Figure2 (a) Phase diagram of a phase separation system with three components(simulation). To fit our system, the x-axis and the y-axis stands for the two components in the granules. The asymmetry comes from the assumption that the two components have different interactions with water. (b) Fluorescence movies of different promoter combinations of FKBP-Frb mediated system after adding rapamycin. Only in specific combinations, synthetic organelles can be formed by phase separation. (c) The formation process of SUMO-SIM mediated synthetic organelles can be controlled by inducible promoters. While the expression of Tet07-SIM-mCherry-HoTag6 is induced by dox gradually, the granules will occur abruptly in some time.
The strength of interaction modules can be also controlled. In the rapamycin-induced organelle system, changing the concentration of rapamycin will affect the apparent value of K, a parameter reflecting the interaction strength in our model. In a gradient rapamycin-inducing experiment, the delay time from adding inducer to granules formation was found to be shorter when concentration of rapamycin increases. So we have confirmed the influence of two parameters in models and increased the flexibility of our synthetic organelles.
Figure3 (a) A simulation of organelle formation process in different interaction strength of components. (b) The speed of FKBP-Frb mediated organelle formation increases with the increasing concentration of rapamycin.
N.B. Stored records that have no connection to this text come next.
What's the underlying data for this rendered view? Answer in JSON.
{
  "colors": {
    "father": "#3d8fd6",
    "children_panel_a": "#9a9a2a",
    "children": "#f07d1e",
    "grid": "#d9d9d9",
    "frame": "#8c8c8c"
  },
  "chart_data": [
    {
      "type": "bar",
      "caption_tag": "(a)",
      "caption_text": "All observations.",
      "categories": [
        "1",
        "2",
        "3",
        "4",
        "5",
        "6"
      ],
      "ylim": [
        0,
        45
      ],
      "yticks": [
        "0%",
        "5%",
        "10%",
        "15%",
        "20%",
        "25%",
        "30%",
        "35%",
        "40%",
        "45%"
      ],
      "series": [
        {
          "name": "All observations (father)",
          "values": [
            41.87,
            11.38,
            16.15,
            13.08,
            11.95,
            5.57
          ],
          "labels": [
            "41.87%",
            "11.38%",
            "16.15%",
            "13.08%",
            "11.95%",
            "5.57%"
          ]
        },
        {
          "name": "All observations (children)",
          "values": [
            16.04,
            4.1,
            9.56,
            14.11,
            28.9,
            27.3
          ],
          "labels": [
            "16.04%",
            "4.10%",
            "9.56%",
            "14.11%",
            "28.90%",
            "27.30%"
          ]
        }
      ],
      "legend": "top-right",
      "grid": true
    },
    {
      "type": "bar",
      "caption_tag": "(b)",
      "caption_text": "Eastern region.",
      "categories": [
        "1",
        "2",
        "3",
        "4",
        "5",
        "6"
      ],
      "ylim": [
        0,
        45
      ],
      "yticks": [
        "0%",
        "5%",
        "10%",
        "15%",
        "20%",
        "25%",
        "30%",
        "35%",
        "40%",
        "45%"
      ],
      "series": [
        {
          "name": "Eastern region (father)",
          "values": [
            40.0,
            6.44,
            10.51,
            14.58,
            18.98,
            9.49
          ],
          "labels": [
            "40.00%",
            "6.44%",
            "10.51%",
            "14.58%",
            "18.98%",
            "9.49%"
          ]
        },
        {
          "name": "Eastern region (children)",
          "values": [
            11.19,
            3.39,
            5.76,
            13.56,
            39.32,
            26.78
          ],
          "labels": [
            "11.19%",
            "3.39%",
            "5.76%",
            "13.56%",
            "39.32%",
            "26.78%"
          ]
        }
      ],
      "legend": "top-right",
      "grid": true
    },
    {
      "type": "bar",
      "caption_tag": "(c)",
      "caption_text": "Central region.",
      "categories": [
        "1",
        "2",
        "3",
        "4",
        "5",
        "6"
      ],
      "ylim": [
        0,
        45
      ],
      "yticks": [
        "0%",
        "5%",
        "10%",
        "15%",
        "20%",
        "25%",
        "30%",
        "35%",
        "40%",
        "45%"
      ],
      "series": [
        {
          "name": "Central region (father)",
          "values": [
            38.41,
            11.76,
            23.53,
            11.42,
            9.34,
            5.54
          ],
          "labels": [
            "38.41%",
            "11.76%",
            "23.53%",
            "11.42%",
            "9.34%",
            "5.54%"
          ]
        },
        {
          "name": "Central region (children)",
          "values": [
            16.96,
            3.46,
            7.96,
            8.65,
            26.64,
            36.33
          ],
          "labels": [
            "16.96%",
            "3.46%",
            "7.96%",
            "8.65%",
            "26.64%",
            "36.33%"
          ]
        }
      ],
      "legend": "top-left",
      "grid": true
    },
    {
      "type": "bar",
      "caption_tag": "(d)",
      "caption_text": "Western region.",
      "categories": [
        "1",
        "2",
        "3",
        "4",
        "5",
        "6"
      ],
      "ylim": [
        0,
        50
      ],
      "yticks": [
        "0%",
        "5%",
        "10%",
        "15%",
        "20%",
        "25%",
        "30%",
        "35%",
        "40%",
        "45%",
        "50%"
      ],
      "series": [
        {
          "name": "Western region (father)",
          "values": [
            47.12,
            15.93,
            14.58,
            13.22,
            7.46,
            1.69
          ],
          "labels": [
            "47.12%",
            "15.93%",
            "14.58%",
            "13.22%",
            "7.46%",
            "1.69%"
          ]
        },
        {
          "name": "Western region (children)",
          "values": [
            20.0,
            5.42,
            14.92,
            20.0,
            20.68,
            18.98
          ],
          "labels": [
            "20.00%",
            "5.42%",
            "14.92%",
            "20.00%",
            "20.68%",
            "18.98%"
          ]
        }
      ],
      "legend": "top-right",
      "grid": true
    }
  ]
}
Since SPOT can form in the cell and be controlled, we go further to consider the functions of SPOT. The functions of SPOT can be descripted in three catalogs: Spatial segmentation, Sensor and metabolic regulation. We verified the spatial segmentation with the condensation of substrates, also we can load the protein we want by fusing it with nanobody. We then verified the sensor with detecting rapamycin and ABA, which shows strong relativity between the concentration and the proportion of yeasts with SPOT. To find the law behind metabolism in the SPOT, we fuse the enzymes that can produce β-carotene into SPOT and measure the difference between with or without SPOT in produce of β-carotene.
SPOT has been well verified and has various functions. And in the future, this modular system will have great potential in science and practice using. SPOT can change the modules to gain more different properties like diverse inducing method, we can also use it as a platform and then load other protein with some interactions like the interaction between nanobody and GFP. What’s more, we might have the ability to form differernt SPOTs in the cell and regulate them respectively. The functions of SPOT can also diverse. We can build a real time sensor for molecule in living cells to monitoring the concentration changing in environment or in cells. More metabolism pathway can be test in SPOT and we will find some laws of the function of regulate the metabolism. To be summary, more achievement is coming true with SPOT.